A1987dM comments on Rationality Quotes September 2012

A1987dM 29 Sep 2012 9:57 UTC
14 points

For a hundred years or so, mathematical statisticians have been in love with the fact that the probability distribution of the sum of a very large number of very small random deviations almost always converges to a normal distribution. … This infatuation tended to focus interest away from the fact that, for real data, the normal distribution is often rather poorly realized, if it is realized at all. We are often taught, rather casually, that, on average, measurements will fall within ±σ of the true value 68% of the time, within ±2σ 95% of the time, and within ±3σ 99.7% of the time. Extending this, one would expect a measurement to be off by ±20σ only one time out of 2 × 10^88. We all know that “glitches” are much more likely than that!

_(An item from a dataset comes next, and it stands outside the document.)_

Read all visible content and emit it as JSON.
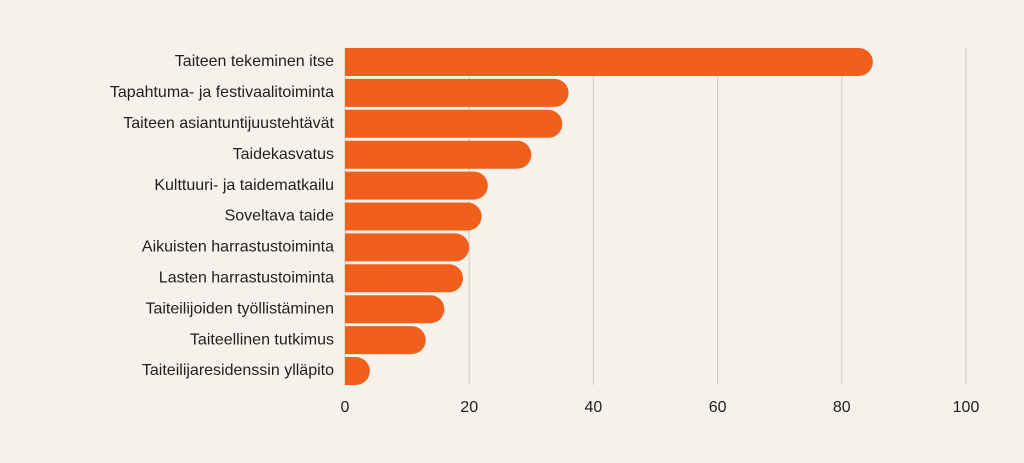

-- W.H. Press et al., Numerical Recipes, Sec. 15.1
- ThirdOrderScientist 4 Oct 2012 18:23 UTC
  0 points
  Parent
  I don’t think it’s fair to blame the mathematical statisticians. Any mathematical statistician worth his / her salt knows that the Central Limit Theorem applies to the sample mean of a collection of independent and identically distributed random variables, not to the random variables themselves. This, and the fact that the t-statistic converges in distribution to the normal distribution as the sample size increases, is the reason we apply any of this normal theory at all.
  
  Press’s comment applies more to those who use the statistics blindly, without understanding the underlying theory. Which, admittedly, can be blamed on those same mathematical statisticians who are teaching this very deep theory to undergraduates in an intro statistics class with a lot of (necessary at that level) hand-waving. If the statistics user doesn’t understand that a random variable is a measurable function from its sample space to the real line, then he/she is unlikely to appreciate the finer points of the Central Limit Theorem. But that’s because mathematical statistics is hard (i.e. requires non-trivial amounts of work to really grasp), not because the mathematical statisticians have done a disservice to science.